Before the end of 2018. Where are the Gulf bourses going?
Analysts expected most Gulf markets to continue their wobbly performance during the Sunday and Monday sessions, "the last session of this year," amid the trend of most of the portfolios to improve the annual closures and increase the centers operational stocks characterized by cash dividends, despite the decline in global markets last Friday.
At the end of last Thursday's meeting, the Saudi stock market and most of the Gulf stock markets rose with Brent crude climbing below $ 50 a barrel, which boosted investor sentiment.
Khalid Al-Zaher, a financial analyst and economic expert of Mubasher, expected to dominate the trading sessions Sunday and Monday, green amid the search by many of the portfolios to improve the prices of the annual closures.
He stressed that in conjunction with the close of the closure of the fourth quarter and the closing of the annual budgets of companies will be highly volatile because investors are currently in the screening stage of companies that are better operational.
Investors are looking to hold on to stocks with better cash returns, and this always requires traders to follow the expectations of board decisions in that regard, which are expected to be announced during the first quarter of next year, he said.
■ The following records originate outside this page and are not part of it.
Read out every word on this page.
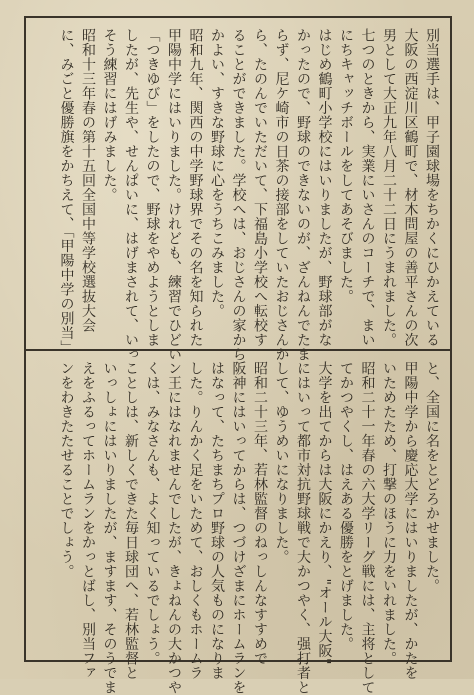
別当選手は、甲子園球場をちかくにひかえている
大阪の西淀川区鶴町で、材木問屋の善平さんの次
男として大正九年八月二十二日にうまれました。
七つのときから、実業にいさんのコーチで、まい
にちキャッチボールをしてあそびました。
はじめ鶴町小学校にはいりましたが、野球部がな
かったので、野球のできないのが、ざんねんでたま
らず、尼ケ崎市の日茶の接部をしていたおじさんか
ら、たのんでいただいて、下福島小学校へ転校す
ることができました。学校へは、おじさんの家から
かよい、すきな野球に心をうちこみました。
昭和九年、関西の中学野球界でその名を知られた
甲陽中学にはいりました。けれども、練習でひどい
「つきゆび」をしたので、野球をやめようとしま
したが、先生や、せんぱいに、はげまされて、いっ
そう練習にはげみました。
昭和十三年春の第十五回全国中等学校選抜大会
に、みごと優勝旗をかちえて、「甲陽中学の別当」
と、全国に名をとどろかせました。
甲陽中学から慶応大学にはいりましたが、かたを
いためたため、打撃のほうに力をいれました。
昭和二十一年春の六大学リーグ戦には、主将として
てかつやくし、はえある優勝をとげました。
大学を出てからは大阪にかえり、"オール大阪"
にはいって都市対抗野球戦で大かつやく、强打者と
して、ゆうめいになりました。
昭和二十三年、若林監督のねっしんなすすめで
阪神にはいってからは、つづけざまにホームランを
はなって、たちまちプロ野球の人気ものになりま
した。りんかく足をいためて、おしくもホームラ
ン王にはなれませんでしたが、きょねんの大かつや
くは、みなさんも、よく知っているでしょう。
ことしは、新しくできた毎日球団へ、若林監督と
いっしょにはいりましたが、ますます、そのうでま
えをふるってホームランをかっとばし、別当ファ
ンをわきたたせることでしょう。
He pointed out that the Gulf markets were directly affected by the decline in oil prices so as to anticipate the next oil prices and price stability, causing the weakness of trading and liquidity flowing to the markets.
He pointed out that oil prices entered from the beginning of December in a sharp decline affected by political statements and calls to curb prices from the rise, which affected them directly, and the inability of OPEC in its last meeting to control oil prices and curb the bleeding of its prices.
Oil has managed to hold the price of support above the price of $ 50 a barrel, and it is expected to close above $ 55 a barrel.
For his part, said Ibrahim al-Failakawi economic adviser that these moves come in light of the fog in the oil and the agreement of OPEC and the allies, the latter, which has not been applied so far and did not affect the prices, which are falling at levels of decline has not reached since 2017.
He pointed out that the temporary gains that will be achieved by some portfolios in the Gulf markets also come in the absence of a fundamental solution to the dispute between Trump on the wall of Mexico and the federal, which is still trying to continue in the policy of raising interest that harms the trading of shares globally and in a flash.
This year, the Fed implemented 4 interest rate increases.
He pointed out that there are expectations that semi-government funds will intervene again in the Gulf markets during the coming period if necessary, especially Saudi Arabia, which is supposed to complete the landing cycle in early January.